みなさんも是非、通学中の寄り道で、地球のロマンに触れていただけたら嬉しい限りです。
Our Rock Museum and Kyoto Station’s Ammonite
In the Science Department Media Space of our school there is a Rock Museum. The rocks on display were donated by a stonemason, and are divided into “Igneous Rocks”, “Sedimentary Rocks”, and “Limestone and Marble”. In their science classes, our 3rd year students observe the display as part of a “Walk Rally” of rocks and stones within the school, and they can learn about the formations of different rock and stones around the world.

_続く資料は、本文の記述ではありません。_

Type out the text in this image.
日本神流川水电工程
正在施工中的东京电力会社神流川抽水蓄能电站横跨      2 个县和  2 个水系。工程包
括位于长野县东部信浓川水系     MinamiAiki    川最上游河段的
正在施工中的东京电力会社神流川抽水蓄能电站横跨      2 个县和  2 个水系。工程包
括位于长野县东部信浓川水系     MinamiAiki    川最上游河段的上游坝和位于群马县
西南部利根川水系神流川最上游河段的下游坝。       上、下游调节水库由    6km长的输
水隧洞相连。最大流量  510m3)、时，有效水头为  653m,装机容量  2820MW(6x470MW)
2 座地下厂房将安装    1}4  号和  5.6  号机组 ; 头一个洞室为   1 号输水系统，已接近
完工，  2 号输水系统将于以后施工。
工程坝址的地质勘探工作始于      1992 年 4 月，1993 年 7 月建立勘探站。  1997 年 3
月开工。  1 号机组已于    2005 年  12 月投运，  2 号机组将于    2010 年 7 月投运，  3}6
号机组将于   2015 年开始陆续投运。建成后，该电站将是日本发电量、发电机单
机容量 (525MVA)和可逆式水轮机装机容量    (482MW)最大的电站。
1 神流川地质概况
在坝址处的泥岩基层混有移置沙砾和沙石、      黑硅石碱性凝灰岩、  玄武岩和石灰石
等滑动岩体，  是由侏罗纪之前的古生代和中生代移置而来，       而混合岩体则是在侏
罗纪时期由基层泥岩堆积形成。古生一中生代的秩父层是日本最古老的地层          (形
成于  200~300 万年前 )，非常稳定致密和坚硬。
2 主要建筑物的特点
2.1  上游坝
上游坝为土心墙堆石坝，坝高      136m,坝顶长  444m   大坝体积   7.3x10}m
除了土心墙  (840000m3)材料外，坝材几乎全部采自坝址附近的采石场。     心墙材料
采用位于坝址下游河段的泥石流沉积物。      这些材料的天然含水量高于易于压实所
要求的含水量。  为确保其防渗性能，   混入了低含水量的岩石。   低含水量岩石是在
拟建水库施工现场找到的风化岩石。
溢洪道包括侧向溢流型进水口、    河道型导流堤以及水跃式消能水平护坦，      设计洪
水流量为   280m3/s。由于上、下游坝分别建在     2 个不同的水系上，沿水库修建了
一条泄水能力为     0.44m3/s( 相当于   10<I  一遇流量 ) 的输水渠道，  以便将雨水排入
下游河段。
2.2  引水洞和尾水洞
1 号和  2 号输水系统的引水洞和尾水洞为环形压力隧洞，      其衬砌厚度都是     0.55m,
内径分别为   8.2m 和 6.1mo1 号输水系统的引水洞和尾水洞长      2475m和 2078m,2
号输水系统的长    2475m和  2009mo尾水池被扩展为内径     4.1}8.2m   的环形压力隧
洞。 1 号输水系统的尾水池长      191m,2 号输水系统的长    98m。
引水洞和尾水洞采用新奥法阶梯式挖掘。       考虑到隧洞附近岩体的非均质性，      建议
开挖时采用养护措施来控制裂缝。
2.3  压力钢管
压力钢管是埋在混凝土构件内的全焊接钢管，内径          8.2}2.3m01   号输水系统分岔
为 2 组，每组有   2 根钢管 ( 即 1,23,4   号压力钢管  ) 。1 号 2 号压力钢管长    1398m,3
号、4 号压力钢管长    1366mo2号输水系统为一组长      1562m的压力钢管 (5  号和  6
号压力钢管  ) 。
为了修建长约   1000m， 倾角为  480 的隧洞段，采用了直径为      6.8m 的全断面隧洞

By the way, at JR Kyoto Station, which is used by a lot of our students, there is also a “Rock Museum”. To the left and right in the space just north of the Central Exit you can see examples of rocks in the pillars, as shown in the photos. One of these is a German rock called “Jura Yellow”, and it has an Ammonite fossil in it. A lot of limestone contains such things as shells, coral, fusulinida or foraminifera fossils, as well as the calcium carbonate of different animal’s bones, so you can find ancient organisms if you look closely.
I hope that you can discover this wonderful part of our earth on your way to school.